We had a full house for the dinner, a mix of new friends and
old, including some former students we hadn’t seen in years, two teachers from
the very beginning of our tea group’s establishment at La Salle (Yumiko
Pakenham and Janet Ikeda), and a group of students from the newly established
tea institute at Penn State University.
On Sunday, we had more formal tea gatherings at Shofuso.

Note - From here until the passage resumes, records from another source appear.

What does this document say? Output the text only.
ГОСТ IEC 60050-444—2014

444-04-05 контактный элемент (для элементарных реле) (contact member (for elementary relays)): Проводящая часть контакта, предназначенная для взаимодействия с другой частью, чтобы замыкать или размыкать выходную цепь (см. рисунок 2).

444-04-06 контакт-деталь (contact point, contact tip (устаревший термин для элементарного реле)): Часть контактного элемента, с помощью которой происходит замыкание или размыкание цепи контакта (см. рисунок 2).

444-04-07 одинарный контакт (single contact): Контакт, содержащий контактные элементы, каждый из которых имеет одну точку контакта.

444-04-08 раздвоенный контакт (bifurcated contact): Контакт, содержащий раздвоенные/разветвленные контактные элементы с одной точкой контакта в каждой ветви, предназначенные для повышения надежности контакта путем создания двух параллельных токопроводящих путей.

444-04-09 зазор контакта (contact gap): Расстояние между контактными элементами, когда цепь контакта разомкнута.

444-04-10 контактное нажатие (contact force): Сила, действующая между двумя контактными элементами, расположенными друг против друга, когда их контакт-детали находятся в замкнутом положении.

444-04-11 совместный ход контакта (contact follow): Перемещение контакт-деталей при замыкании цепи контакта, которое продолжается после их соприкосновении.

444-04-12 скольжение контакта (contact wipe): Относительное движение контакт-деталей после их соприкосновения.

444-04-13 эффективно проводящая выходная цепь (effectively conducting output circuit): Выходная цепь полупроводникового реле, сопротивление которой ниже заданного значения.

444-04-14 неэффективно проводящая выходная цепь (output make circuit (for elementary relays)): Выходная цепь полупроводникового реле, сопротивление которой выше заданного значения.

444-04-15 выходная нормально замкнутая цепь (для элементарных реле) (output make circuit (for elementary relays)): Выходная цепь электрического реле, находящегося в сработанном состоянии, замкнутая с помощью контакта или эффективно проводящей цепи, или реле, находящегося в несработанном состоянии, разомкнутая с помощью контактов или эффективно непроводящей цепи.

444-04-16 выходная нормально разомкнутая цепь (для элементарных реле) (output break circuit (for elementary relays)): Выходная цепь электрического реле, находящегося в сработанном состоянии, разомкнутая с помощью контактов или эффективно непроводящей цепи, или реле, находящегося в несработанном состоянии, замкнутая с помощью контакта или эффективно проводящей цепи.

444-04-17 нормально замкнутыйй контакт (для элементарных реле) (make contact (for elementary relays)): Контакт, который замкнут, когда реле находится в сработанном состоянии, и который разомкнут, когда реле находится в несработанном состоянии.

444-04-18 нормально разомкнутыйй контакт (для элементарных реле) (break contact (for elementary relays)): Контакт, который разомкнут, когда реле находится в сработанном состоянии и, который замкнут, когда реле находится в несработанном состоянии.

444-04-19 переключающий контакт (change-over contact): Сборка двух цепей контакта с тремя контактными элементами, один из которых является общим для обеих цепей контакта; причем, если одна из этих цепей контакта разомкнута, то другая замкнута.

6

Because the space is fairly small (being a Japanese house!) and we had around
fifty people to accommodate, we broke the gathering up into three separate
groups: Two smaller rooms with koicha (thick tea) and the largest space with
usucha (thin tea). The guests would start with either usucha or koicha and then
switch. Taeko Shervin Sensei was doing koicha in the actual tea room of the
house (also the smallest space); Drew Hanson was doing koicha in a ten-mat room
off of the veranda, and I was doing usucha in the fifteen-mat room, also just
off of the veranda.
Here’s a picture of the usucha space:
We were incredibly lucky in terms of weather. In November
the weather in this area can change very quickly, and of course we had
Hurricane Sandy coming through just two weeks before. It was very cold the
previous weekend, but the weekend of the tea it was not only sunny but in the
60s! The only downside is that the pond off of the veranda, the centerpiece of
the garden, had been drained for maintenance, but the garden was still
beautiful.
I won’t attempt to describe the utensils we used, because
with three separate rooms going there was so much! But for the sweets, in the
koicha sittings we had kooringiku mochi – red bean paste covered with
yuzu-flavored rice dough (mochi), covered with a flaked type of mochi that
looks like large flakes of snow. For usucha, we had a type of sweet that’s made
of sugar and agar-agar with a jelly like consistency (kangoori) in two shapes:
red maple leaves and yellow gingko leaves (which also had white bean paste in
them). The third sweet was made from a green soybean flour (suhamako) and
shaped like chrysanthemum leaves.
We were very lucky to have so many people coming out and
giving us their good wishes, and hopefully they all had a good time!
(And a big thank you to Miyo Moriuchi, who took all of the photos above except for the first one, which was by Keijiroh Yamaguchi.)